At the time of writing, there are suggestions that the North Channel be crossed by a road / rail bridge / tunnel from Portpatrick, Wigtownshire in Scotland to Larne in Northern Ireland. It is assumed that a bridge for either option is not a consideration, principally due to North Channel weather. These are some reason why the Argyll / Antrim link should be considered:


  • The undersea portion of the Argyll / Antrim link is 18 km as against 35 km for the alternative.


  • The Portpatrick link has to contend with the Beaufort’s Dyke – an undersea trench off the coast of Wigtownshire. Beaufort's Dyke is a natural trench between Northern Ireland and Scotland within the North Channel. The dyke is 50 km long, 3.5 km wide and 200–300 m deep. It is also filled with discarded military munitions from over 50 years, including radio-active and highly explosive materials.


  • The Scottish rail infrastructure needed  to service a Portpatrick link would involve approximately 110 miles of new rail to connect to the existing rail lines north of Carlisle. This contrasts with 120 miles of new rail to link Rubha Chlachan to the existing rail network west of Glasgow.


  • Due to the differing rail gauge between GB and Northern Ireland, all rail infrastructure on the Northern Ireland side would be new and would be approximately equivalent with both options.


  • The Argyll / Antrim link would bring Glasgow into the equation. This would significantly strengthen existing economic ties between the Island of Ireland and Glasgow.  A new Glasgow International Rail Station could be constructed in the South side of Glasgow and a link over existing disused rail lines via High Street could be the long discussed Glasgow Cross Rail, connecting Glasgow Queen Street and Glasgow Central networks.   


  • Perhaps the overriding reason to make any investment in a North Channel link will be to reduce CO2 emissions and contribute to solving the climate emergency.

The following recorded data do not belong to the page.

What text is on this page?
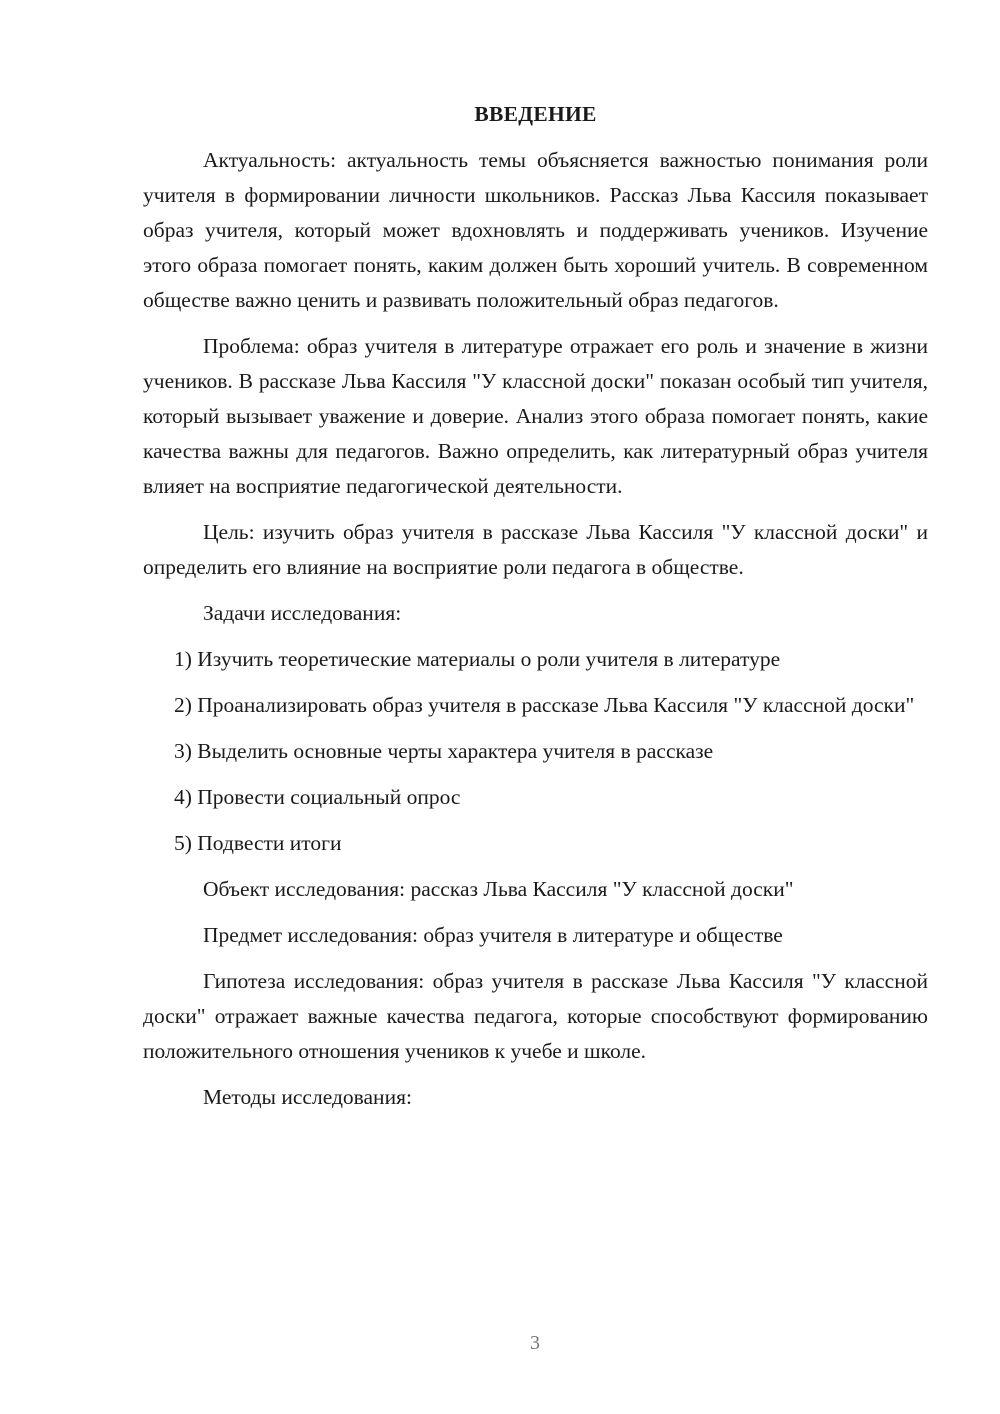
ВВЕДЕНИЕ

Актуальность: актуальность темы объясняется важностью понимания роли учителя в формировании личности школьников. Рассказ Льва Кассиля показывает образ учителя, который может вдохновлять и поддерживать учеников. Изучение этого образа помогает понять, каким должен быть хороший учитель. В современном обществе важно ценить и развивать положительный образ педагогов.

Проблема: образ учителя в литературе отражает его роль и значение в жизни учеников. В рассказе Льва Кассиля "У классной доски" показан особый тип учителя, который вызывает уважение и доверие. Анализ этого образа помогает понять, какие качества важны для педагогов. Важно определить, как литературный образ учителя влияет на восприятие педагогической деятельности.

Цель: изучить образ учителя в рассказе Льва Кассиля "У классной доски" и определить его влияние на восприятие роли педагога в обществе.

Задачи исследования:

1) Изучить теоретические материалы о роли учителя в литературе

2) Проанализировать образ учителя в рассказе Льва Кассиля "У классной доски"

3) Выделить основные черты характера учителя в рассказе

4) Провести социальный опрос

5) Подвести итоги

Объект исследования: рассказ Льва Кассиля "У классной доски"

Предмет исследования: образ учителя в литературе и обществе

Гипотеза исследования: образ учителя в рассказе Льва Кассиля "У классной доски" отражает важные качества педагога, которые способствуют формированию положительного отношения учеников к учебе и школе.

Методы исследования:

3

Either option will, by using rail and Euroshuttle type trains, achieve a contribution this regard. However, the Argyll / Antrim link would make the maximum contribution and could, for example, remove 5 million short haul air journeys annually. This would be achieved by proving a faster link via rail from both Dublin and Belfast to all major cities England and Scotland.


  • The economic benefit of an Argyll / Antrim link in the West of Scotland will be significant. This is an area of the country that desperately needs such investment.